I started practicing yoga, because my life was pretty broken.
My daughter had just been diagnosed with autism – and my personal demons were louder than ever. Tired of seeking out therapists and relying on my vices of food and red wine – I knew that I had to seek out healing – and I decided to give yoga a whirl.
It was through my practice that the voices of self-judgement began to quiet down – my heart started to un-break a little – and my body & heart began to be stronger – more flexible – and stable. I slowly became more mindful of my body – and the tools and techniques I used to cope with stress. Yoga was for me – and I was in love!
Fast forward 6 years – I am now a yoga teacher who tries to peek her head out into the community when time permits (which truly isn’t much these days!). I have kept largely quiet about my physical transformation, because the spiritual transformation has been the larger of the two. I also still fight with my own insecurities – and respect teachers with all body sizes. We are all on different journeys – and I never want to discount the journey of another teacher or student.
My life journey has been one that is littered with extremely low self esteem- eating disorders and self hatred. I always felt like everyone else had the secret or the key to life – and I obviously would never figure it out.
I grew up as an overweight child – and was an overweight teenager – weighing 220 pounds in my freshman year of high school.
I was terribly shy – and unsure of myself – and I put myself on many diets and exercise programs to lose the weight. I always talked to myself in a very mean and condescending way in order to shed the pounds. I was constantly punishing and restricting myself, and I didn’t allow myself to enjoy my life.
I was able to starve myself down by 85 pounds by my senior year of high school – but the weight loss was short lived – and I gained it all back and more by the time I reached my 20th birthday.
I was able to lose and re-gain the weight 2 more times before my 30th birthday, but It was actually 6 months before my 29th birthday that I lost all the weight again and started a consistent yoga practice.
A little over 6 years later – and I can honestly say that this is the longest time in my life that I have not been overweight by medical guidelines for my height and frame.
I do not owe this dramatic change in my life to any miracle diets or weight loss drugs. This change in my life is due to the spiritual surgery I have undergone in my yogic journey.
I have learned to love and respect my body by living my yoga practice off of the mat.
When I am feeling intensity in my practice – I remind myself to – breathe, engage – and let go of the results. Learning how to sit with my feelings – even when they aren’t awesome – has transformed my life. We must learn how to face fear and difficulty head on – and look it straight in the eye. It is only through that process that the old parts of ourselves that no longer serve us can truly fall away.
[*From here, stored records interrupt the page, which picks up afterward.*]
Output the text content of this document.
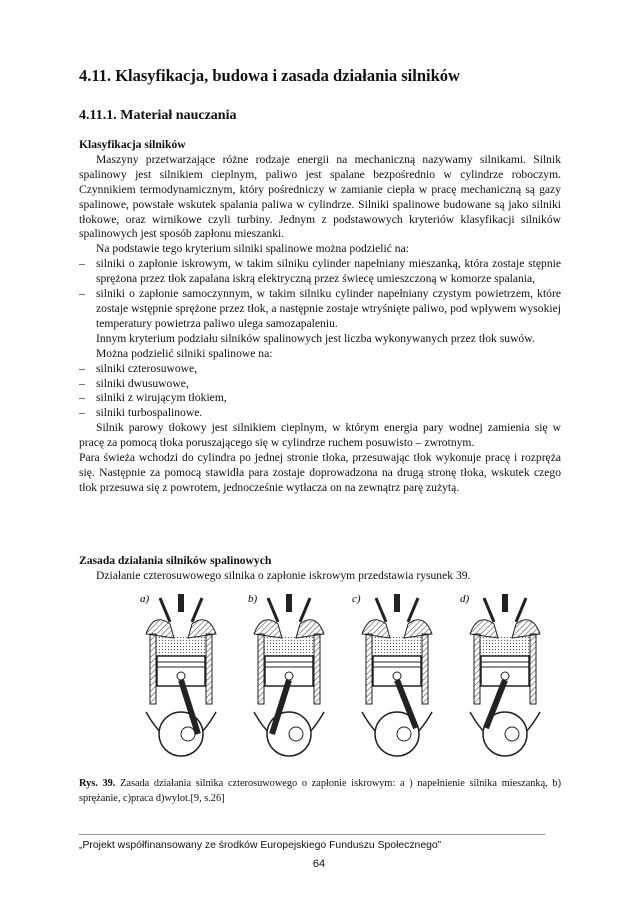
4.11. Klasyfikacja, budowa i zasada działania silników
4.11.1. Materiał nauczania

Klasyfikacja silników

Maszyny przetwarzające różne rodzaje energii na mechaniczną nazywamy silnikami. Silnik spalinowy jest silnikiem cieplnym, paliwo jest spalane bezpośrednio w cylindrze roboczym. Czynnikiem termodynamicznym, który pośredniczy w zamianie ciepła w pracę mechaniczną są gazy spalinowe, powstałe wskutek spalania paliwa w cylindrze. Silniki spalinowe budowane są jako silniki tłokowe, oraz wirnikowe czyli turbiny. Jednym z podstawowych kryteriów klasyfikacji silników spalinowych jest sposób zapłonu mieszanki.

Na podstawie tego kryterium silniki spalinowe można podzielić na:

– silniki o zapłonie iskrowym, w takim silniku cylinder napełniany mieszanką, która zostaje stępnie sprężona przez tłok zapalana iskrą elektryczną przez świecę umieszczoną w komorze spalania,
– silniki o zapłonie samoczynnym, w takim silniku cylinder napełniany czystym powietrzem, które zostaje wstępnie sprężone przez tłok, a następnie zostaje wtryśnięte paliwo, pod wpływem wysokiej temperatury powietrza paliwo ulega samozapaleniu.

Innym kryterium podziału silników spalinowych jest liczba wykonywanych przez tłok suwów.

Można podzielić silniki spalinowe na:

– silniki czterosuwowe,
– silniki dwusuwowe,
– silniki z wirującym tłokiem,
– silniki turbospalinowe.

Silnik parowy tłokowy jest silnikiem cieplnym, w którym energia pary wodnej zamienia się w pracę za pomocą tłoka poruszającego się w cylindrze ruchem posuwisto – zwrotnym.

Para świeża wchodzi do cylindra po jednej stronie tłoka, przesuwając tłok wykonuje pracę i rozpręża się. Następnie za pomocą stawidła para zostaje doprowadzona na drugą stronę tłoka, wskutek czego tłok przesuwa się z powrotem, jednocześnie wytłacza on na zewnątrz parę zużytą.

Zasada działania silników spalinowych

Działanie czterosuwowego silnika o zapłonie iskrowym przedstawia rysunek 39.

a)	b)	c)	d)
Rys. 39. Zasada działania silnika czterosuwowego o zapłonie iskrowym: a ) napełnienie silnika mieszanką, b) sprężanie, c)praca d)wylot.[9, s.26]
„Projekt współfinansowany ze środków Europejskiego Funduszu Społecznego”
64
On my yoga mat – I have also learned to stop comparing myself to others – and imagining that everyone else holds a secret to life that I am missing.
We all show up to our mat with our stories – strengths – weaknesses – sadness – joy – and things that make us individual. The body holds all of these things within each one of us, and it is completely unfair for me to compare my yoga practice to that of another.
I still have my days where I show up and feel like a complete phony, and that my cover will be blown. I worry that people won’t want to take my class, because I’m not as athletic as some teachers. There are days I can hold arm balances – and days that I fall flat on my face with each attempt.
However – the truth of the matter is that we are all just showing up and doing our best on this path. My students – my teachers – and my friends have always shown me love, compassion & encouragement to keep going – keep shining – and to drop the self criticism out of my dialogue.
If there is such a thing is a yoga for weight loss story – this is mine. My body has stayed at a healthy weight for the last 6 years – but the real “weight loss” has been the weight of my own insecurities, self hatred and doubt. I feel lighter in my soul and spirit – because I love who I am as a person on most days. I love to laugh a lot – because despite all my struggles – I am a pretty happy soul – and I do my best to accept all parts of me.
And in the end – when we can begin to learn love and acceptance for ourselves – (flaws, fears and struggles included!) – we are closer to the light.